All bookseller links are provided so you can get more information about a book. We have affiliate relationships with Barefoot Books, Amazon.com, and Tapestry Books. All revenue generated from sales through these venues is used strictly to cover website costs and minimize donation requests and fundraising campaigns.
“Never discourage anyone...who continually makes progress, no matter how slow.”
Summary: Math, superstitions, a really big pumpkin, and a playful, orphaned kitten all combine to land Roscoe back in time out. Roscoe tells us that after Mr. Page the librarian reads a book about pumpkins, he told them about the Hilltop Bookstore contest: guess the weight of the pumpkin in the window and you can win books for your school library ... and candy for yourself. Roscoe even listens to Miss Diz' lessons about estimation to help him. Will it work? Or will that black cat ruin everything? This illustrated chapter book is about the life of first-grader Roscoe Riley.
Type of Reading: bedtime story, family reading, independent reading, read aloud book, reluctant reader, remedial reader, illustrated chapter, transitional reader
Recommended Age: read together: 6 to 10; read yourself: 8 to 12
Interest Level: 6 to 12
Reading Level: 3
Age of Child: Read with and by a nearly 8-year-old girl.

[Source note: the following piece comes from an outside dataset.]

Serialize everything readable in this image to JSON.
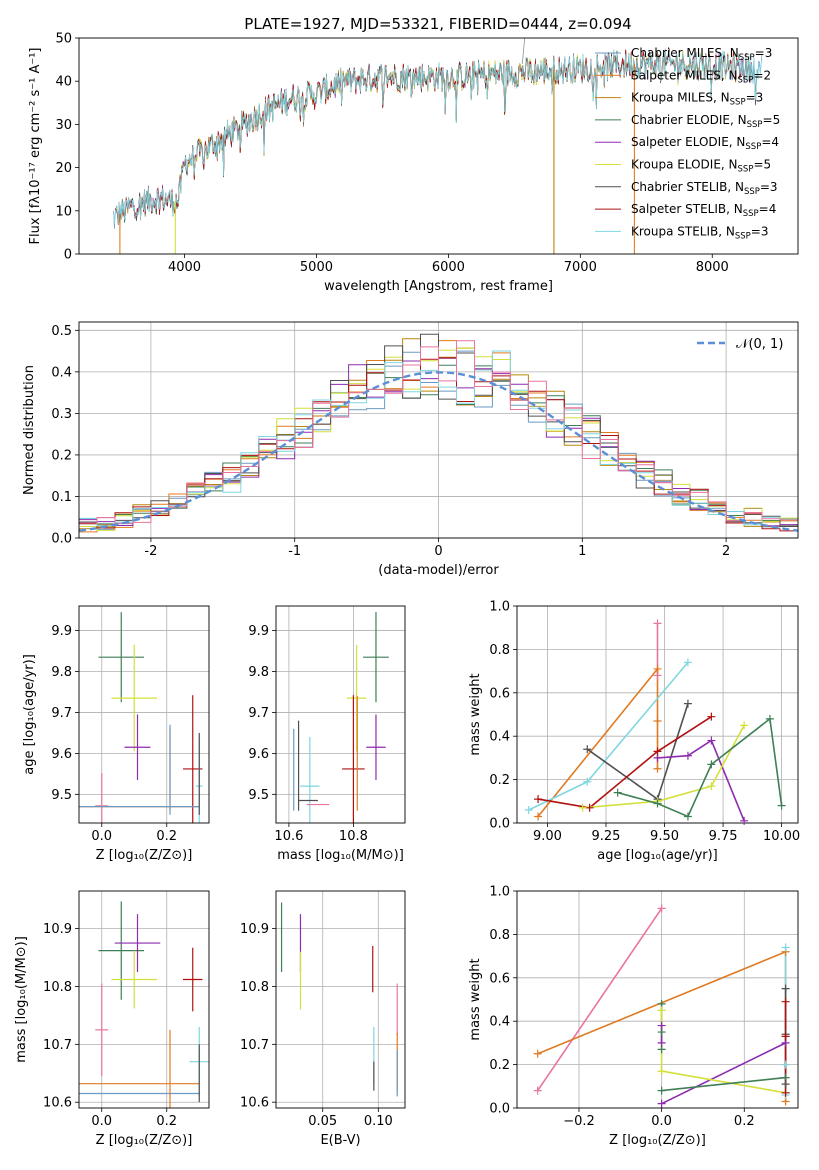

Young Reader Reaction: Our daughter loves Roscoe. She couldn't stand the suspense and stayed up late to read the last two chapters by herself one night! Then she came out of her room and asked if we had (or could get) the other books we hadn't read yet.
Adult Reader Reaction: We love Roscoe, too. The books are clever and funny. The author does a wonderful job layering lots of information - from numbers and math, to facts about pumpkins, to life as a first grader! She did a great job explaining superstitions.
Pros: Kids can see themselves in Roscoe, his adventures, and his mishaps. Plenty of action keep the book moving ... and kids reading.
Borrow or Buy: Buy. These are great books to share with an early reader and perfect for them to read on their own as they move toward independent reading.
Educational Themes: This is largely a story for engaging and encouraging transitional readers. That said, you can draw out the typical-day-of-school elements to help kids preparing for first grade. The author also introduces great details about numbers (buzillions, katrillions, etc), estimation, and pumpkins (fruit v. vegetable).
Notes: The publisher donated a copy of this book knowing that we would consider it for review and provide an independent, unbiased profile. This book will be given to a nonprofit to help readers in need.
Literary Categories: Fiction - adventure, humor, series
Date(s) Reviewed: September 2009, October 2014
Other Reviews: No Critics' Reviews or reader feedback found at the time of this review.